Such Macro written in VBA uses extensively the listObject function of VBA
i.e.
defining a table (list object)
Dim ClsSht As Worksheet
Set ClsSht = ThisWorkbook.Sheets("paragraph texts")
Dim ClsTbl As ListObject
Set ClsTbl = ClsSht.ListObjects(1)
accessing the table in the code in a very logical manner:
ClsTbl being now the table where I want to pick up data.
myvariable= ClsTbl.listcolumns("D1").databodyrange.item(34).value
Which means myvariable is the item (row) 34 of the data of the column D1 of the table clstbl
I decided to learn python to "translate" all that code into python and make a django based program accesable for anyone.

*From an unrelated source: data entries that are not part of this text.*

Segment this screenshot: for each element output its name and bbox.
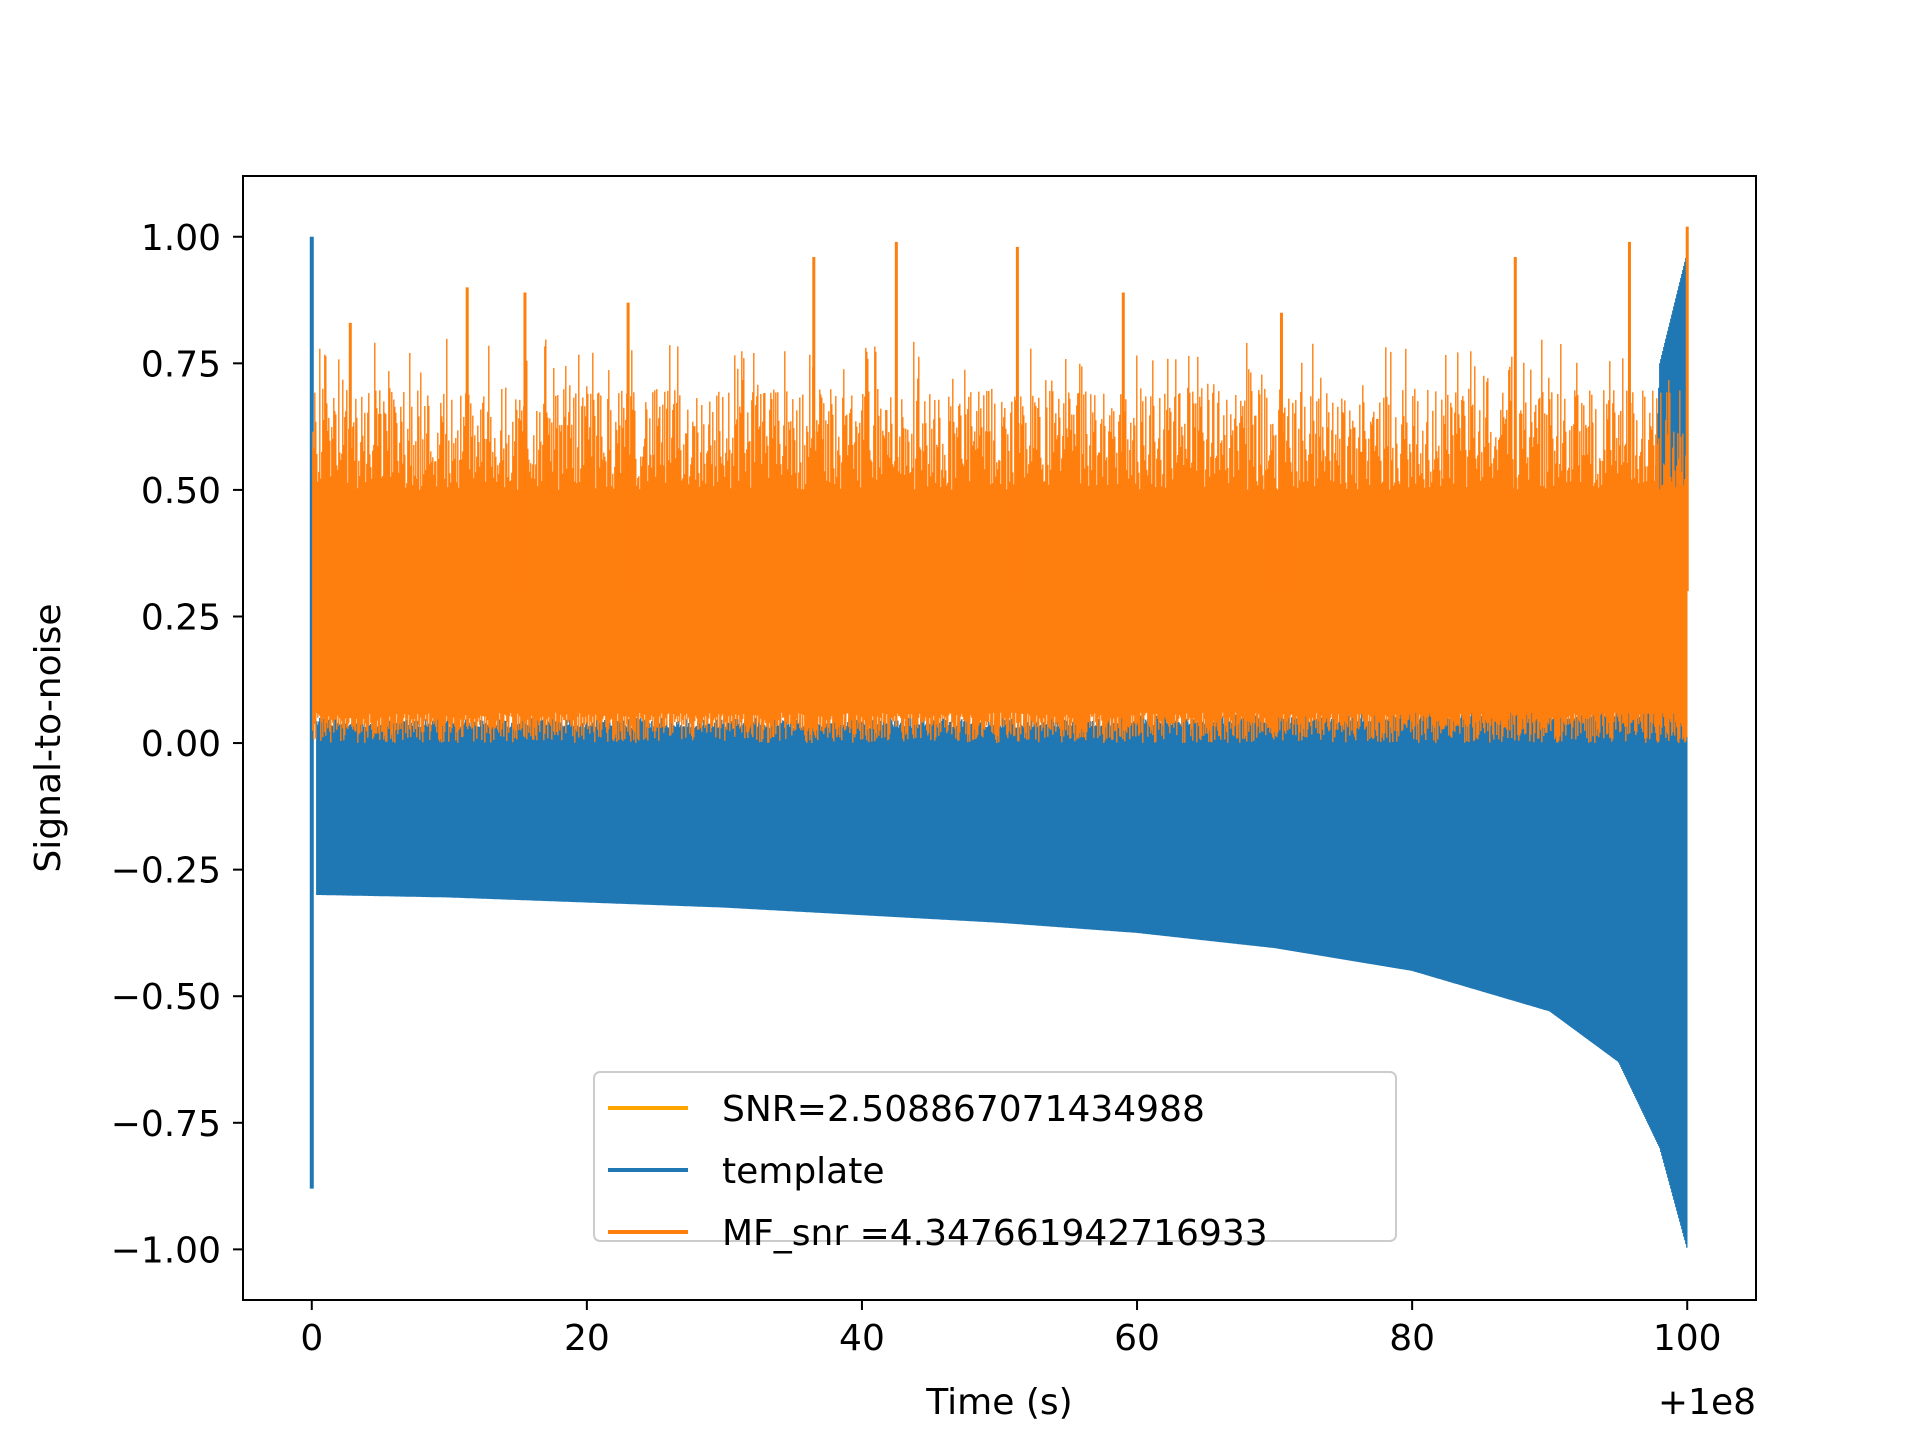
legend-label: SNR=2.508867071434988 (722, 1089, 1205, 1130)
axes-frame (242, 175, 1757, 1301)
y-axis: −1.00 −0.75 −0.50 −0.25 0.00 0.25 0.50 0.75 1.00 (111, 218, 243, 1271)
y-tick-label: 0.25 (141, 597, 221, 638)
legend-box (593, 1071, 1397, 1242)
legend: SNR=2.508867071434988 template MF_snr =4.… (593, 1071, 1397, 1254)
x-tick-label: 0 (300, 1318, 323, 1359)
x-tick-label: 80 (1389, 1318, 1435, 1359)
x-axis-offset-label: +1e8 (1658, 1382, 1756, 1423)
x-axis: 0 20 40 60 80 100 (300, 1300, 1722, 1359)
y-tick-label: −0.25 (111, 851, 221, 892)
x-tick-label: 40 (839, 1318, 885, 1359)
y-tick-label: 0.00 (141, 724, 221, 765)
mf-snr-series (312, 338, 1688, 743)
y-tick-label: −1.00 (111, 1230, 221, 1271)
x-tick-label: 60 (1114, 1318, 1160, 1359)
x-tick-label: 100 (1653, 1318, 1722, 1359)
y-tick-label: −0.75 (111, 1104, 221, 1145)
y-tick-label: −0.50 (111, 977, 221, 1018)
y-axis-label: Signal-to-noise (28, 603, 69, 872)
template-series (316, 253, 1688, 1248)
y-tick-label: 1.00 (141, 218, 221, 259)
legend-label: template (722, 1151, 885, 1192)
x-tick-label: 20 (564, 1318, 610, 1359)
plot-area (309, 226, 1689, 1248)
x-axis-label: Time (s) (925, 1382, 1072, 1423)
legend-label: MF_snr =4.347661942716933 (722, 1213, 1268, 1254)
y-tick-label: 0.75 (141, 344, 221, 385)
y-tick-label: 0.50 (141, 471, 221, 512)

I am a beginner in Python and I am wondering what would be the equivalent in python to listobject of VBA. This decision will shape my whole program in python from the beginning, and I am hesitating a lot to decide what is the python equivalent to listobject in VBA.
The main idea here getting a way where I can access tables-data in a readable way,
i.e. give me the value of column "text" where column "chapter" is 3 and column paragraph is "2". The values are unique, meaning there is only one value in "text" column where that occurs.
Some observations:
I know everything can be done with lists in python, lists can contain lists that can contain lists..., but this is terrible for readability. mylist1[2][3] (assuming for instance that every row could be a list of values, and the whole table a list of lists of rows).
I don't considered an option to build any database. There are multiple relatively small tables (from 10 to 500 rows and from 3 to 15 columns) that are related but not in a database manner. That would force me to learn yet another language SQL or so, and I have more than enough with python and DJango.
The user modifies the structure of many tables (chapters coming together or getting splitted.
the data is 100% strings. The only integers are numbers to sort out text. I don't perform any mathematical operation with values but simple add together pieces of text and make replacements in texts.
the tables will be load into Python as CSV text files.
Please indicate me if there is something not enough clear in the question and I will complete it
Would it be necesary to operate with numpy? pandas?
i.e give me the value of cell
A DataFrame using pandas should provide everything you need, i.e. converstion to strings, manipulation, import and export. As a start, try
import pandas as pd
df = pd.read_csv('your_file.csv')
print(df)
print(df['text'])
The entries of the first row will be converted to labels of the DataFrame columns.